3.7 KiB
4get configuation options
Welcome! This guide assumes that you have a working 4get instance. This will help you configure your instance to the best it can be!
Files location
- The main configuration file is located at
data/config.php
- The proxies are located in
data/proxies/*.txt
- The captcha imagesets are located in
data/captcha/your_image_set/*.png
- The captcha font is located in
data/fonts/captcha.ttf
Cloudflare bypass
Note: this only allows you to bypass the browser integrity checks. Captchas & javascript challenges will not be bypassed.
Configuring this lets you fetch images sitting behind Cloudflare and allows you to scrape the Yep search engine. Following these instructions might make your package manager unhappy.

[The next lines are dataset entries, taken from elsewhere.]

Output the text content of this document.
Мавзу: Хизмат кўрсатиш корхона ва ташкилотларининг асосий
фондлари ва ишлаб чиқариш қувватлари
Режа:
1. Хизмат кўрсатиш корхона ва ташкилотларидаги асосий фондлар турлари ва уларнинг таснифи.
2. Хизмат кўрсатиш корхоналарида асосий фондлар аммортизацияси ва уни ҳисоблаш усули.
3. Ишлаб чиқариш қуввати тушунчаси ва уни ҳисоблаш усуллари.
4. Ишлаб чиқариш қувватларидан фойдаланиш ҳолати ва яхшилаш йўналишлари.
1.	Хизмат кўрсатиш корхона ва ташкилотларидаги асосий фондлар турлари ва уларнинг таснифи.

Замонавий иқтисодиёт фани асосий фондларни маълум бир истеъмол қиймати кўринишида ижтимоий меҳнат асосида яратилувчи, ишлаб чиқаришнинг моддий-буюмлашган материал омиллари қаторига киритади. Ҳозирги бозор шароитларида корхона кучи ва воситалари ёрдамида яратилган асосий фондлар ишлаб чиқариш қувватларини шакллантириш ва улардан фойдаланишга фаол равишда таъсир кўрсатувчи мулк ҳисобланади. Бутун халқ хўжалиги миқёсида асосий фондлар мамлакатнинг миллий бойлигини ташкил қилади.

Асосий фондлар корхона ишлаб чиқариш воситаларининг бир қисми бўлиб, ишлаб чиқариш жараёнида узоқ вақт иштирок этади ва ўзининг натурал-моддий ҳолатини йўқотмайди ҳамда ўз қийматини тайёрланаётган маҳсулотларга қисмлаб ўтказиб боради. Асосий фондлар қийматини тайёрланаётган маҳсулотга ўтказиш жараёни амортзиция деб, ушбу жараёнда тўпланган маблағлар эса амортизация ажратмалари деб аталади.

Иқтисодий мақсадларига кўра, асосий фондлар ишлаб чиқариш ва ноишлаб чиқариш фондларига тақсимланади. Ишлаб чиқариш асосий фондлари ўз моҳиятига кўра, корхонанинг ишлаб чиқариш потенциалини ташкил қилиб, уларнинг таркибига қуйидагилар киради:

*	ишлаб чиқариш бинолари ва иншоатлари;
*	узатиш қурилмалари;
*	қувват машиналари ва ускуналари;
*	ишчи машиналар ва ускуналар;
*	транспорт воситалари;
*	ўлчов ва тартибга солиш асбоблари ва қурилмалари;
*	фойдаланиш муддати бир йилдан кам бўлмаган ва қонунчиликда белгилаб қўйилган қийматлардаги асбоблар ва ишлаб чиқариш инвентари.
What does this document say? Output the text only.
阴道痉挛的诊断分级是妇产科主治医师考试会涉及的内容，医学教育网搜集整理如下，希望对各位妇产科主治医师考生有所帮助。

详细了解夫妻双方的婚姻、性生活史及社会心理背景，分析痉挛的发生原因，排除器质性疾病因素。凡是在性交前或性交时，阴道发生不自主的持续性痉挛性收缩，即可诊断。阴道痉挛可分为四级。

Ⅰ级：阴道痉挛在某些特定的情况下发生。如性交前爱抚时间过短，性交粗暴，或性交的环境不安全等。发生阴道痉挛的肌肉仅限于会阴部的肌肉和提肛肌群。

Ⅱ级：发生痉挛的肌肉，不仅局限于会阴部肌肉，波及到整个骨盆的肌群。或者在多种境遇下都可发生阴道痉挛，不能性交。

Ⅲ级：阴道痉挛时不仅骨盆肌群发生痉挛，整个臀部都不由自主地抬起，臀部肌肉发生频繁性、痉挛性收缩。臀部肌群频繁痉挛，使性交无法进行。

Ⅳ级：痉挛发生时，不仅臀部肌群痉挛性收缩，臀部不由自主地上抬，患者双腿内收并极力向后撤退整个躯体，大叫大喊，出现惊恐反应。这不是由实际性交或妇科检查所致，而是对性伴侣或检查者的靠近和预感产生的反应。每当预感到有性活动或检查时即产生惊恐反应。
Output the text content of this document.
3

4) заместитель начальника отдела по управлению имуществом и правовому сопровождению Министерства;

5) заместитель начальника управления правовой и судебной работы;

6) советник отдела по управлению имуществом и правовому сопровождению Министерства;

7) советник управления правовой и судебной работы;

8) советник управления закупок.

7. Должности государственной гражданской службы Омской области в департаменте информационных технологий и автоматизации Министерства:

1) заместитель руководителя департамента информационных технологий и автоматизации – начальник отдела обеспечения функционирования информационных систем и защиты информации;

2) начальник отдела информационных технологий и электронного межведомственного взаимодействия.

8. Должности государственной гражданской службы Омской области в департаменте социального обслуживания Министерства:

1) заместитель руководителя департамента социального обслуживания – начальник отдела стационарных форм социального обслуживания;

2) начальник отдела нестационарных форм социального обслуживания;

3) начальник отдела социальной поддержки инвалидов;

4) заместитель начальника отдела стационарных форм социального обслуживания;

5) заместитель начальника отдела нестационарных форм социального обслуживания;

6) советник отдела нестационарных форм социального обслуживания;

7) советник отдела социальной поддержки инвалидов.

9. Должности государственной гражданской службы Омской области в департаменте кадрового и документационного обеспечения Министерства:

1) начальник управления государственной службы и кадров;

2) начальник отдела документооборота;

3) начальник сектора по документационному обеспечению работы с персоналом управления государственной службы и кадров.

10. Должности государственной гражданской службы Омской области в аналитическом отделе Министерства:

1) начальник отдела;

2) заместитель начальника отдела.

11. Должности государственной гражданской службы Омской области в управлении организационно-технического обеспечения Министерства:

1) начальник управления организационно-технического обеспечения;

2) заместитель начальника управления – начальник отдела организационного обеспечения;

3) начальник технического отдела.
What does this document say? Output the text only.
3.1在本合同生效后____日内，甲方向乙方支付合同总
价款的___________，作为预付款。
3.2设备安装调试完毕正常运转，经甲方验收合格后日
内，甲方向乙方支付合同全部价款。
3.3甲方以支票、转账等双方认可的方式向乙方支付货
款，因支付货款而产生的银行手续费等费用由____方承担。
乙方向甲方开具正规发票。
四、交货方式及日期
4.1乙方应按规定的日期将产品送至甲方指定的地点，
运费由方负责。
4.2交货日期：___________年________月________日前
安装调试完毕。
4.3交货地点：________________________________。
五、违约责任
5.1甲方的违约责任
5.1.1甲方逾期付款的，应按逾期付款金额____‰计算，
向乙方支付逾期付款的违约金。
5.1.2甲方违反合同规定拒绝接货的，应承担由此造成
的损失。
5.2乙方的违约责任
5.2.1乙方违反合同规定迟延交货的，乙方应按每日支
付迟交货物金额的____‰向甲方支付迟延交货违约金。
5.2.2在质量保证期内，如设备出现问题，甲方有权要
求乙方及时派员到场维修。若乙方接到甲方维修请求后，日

First, follow these instructions. Only install the Firefox modules:
https://github.com/lwthiker/curl-impersonate/blob/main/INSTALL.md#native-build
Once you did this, you should be able to run the following inside your terminal:
$ curl_ff117 --version
curl 8.1.1 (x86_64-pc-linux-gnu) libcurl/8.1.1 NSS/3.92 zlib/1.2.13 brotli/1.0.9 zstd/1.5.4 libidn2/2.3.3 nghttp2/1.56.0
Release-Date: 2023-05-23
Protocols: dict file ftp ftps gopher gophers http https imap imaps mqtt pop3 pop3s rtsp smb smbs smtp smtps telnet tftp ws wss
Features: alt-svc AsynchDNS brotli HSTS HTTP2 HTTPS-proxy IDN IPv6 Largefile libz NTLM NTLM_WB SSL threadsafe UnixSockets zstd
Now, after compiling, you should have a libcurl-impersonate-ff.so
sitting somewhere. Mine (on my debian install) is located at /usr/local/lib/libcurl-impersonate-ff.so
.
Find the libcurl.so.4
file used by your current installation of curl. For me, this file is located at /usr/lib/x86_64-linux-gnu/libcurl.so.4
Now comes the sketchy part: replace libcurl.so.4
with libcurl-impersonate-ff.so
. You can do this in the following way:
sudo rm /usr/lib/x86_64-linux-gnu/libcurl.so.4
sudo cp /usr/local/lib/libcurl-impersonate-ff.so /usr/lib/x86_64-linux-gnu/libcurl.so.4
Make sure to restart your webserver and/or PHP daemon, otherwise it will keep using the old library. You should now be able to bypass Cloudflare's shitty checks!!
Robots.txt
Make sure you configure this right to optimize your search engine presence! Head over to /robots.txt
and change the 4get.ca domain to your own domain.
Server listing
To be listed on https://4get.ca/instances , you must contact any of the people in the server list and ask them to add you to their list of instances in their configuration. The instance list is distributed, and I don't have control over it.
If you see spammy entries in your instances list, simply remove the instance from your list that pushes the offending entries.
Proxies
4get supports rotating proxies for scrapers! Configuring one is really easy.
- Head over to the proxies folder. Give it any name you want, like
myproxy
, but make sure it has thetxt
extension. - Add your proxies to the file. Examples:
# format -> <protocol>:<address>:<port>:<username>:<password> # protocol list: # raw_ip, http, https, socks4, socks5, socks4a, socks5_hostname socks5:1.1.1.1:juicy:cloaca00 http:1.3.3.7:: raw_ip::::
- Go to the main configuration file. Then, find which website you want to setup a proxy for.
- Modify the value
false
with"myproxy"
, with quotes included and the semicolon at the end.
Done! The scraper you chose should now be using the rotating proxies. When asking for the next page of results, it will use the same proxy to avoid detection!
Important!
If you ever test out a socks5
proxy locally on your machine and find out it works but doesn't on your server, try supplying the socks5_hostname
protocol instead. Hopefully this tip can save you 3 hours of your life!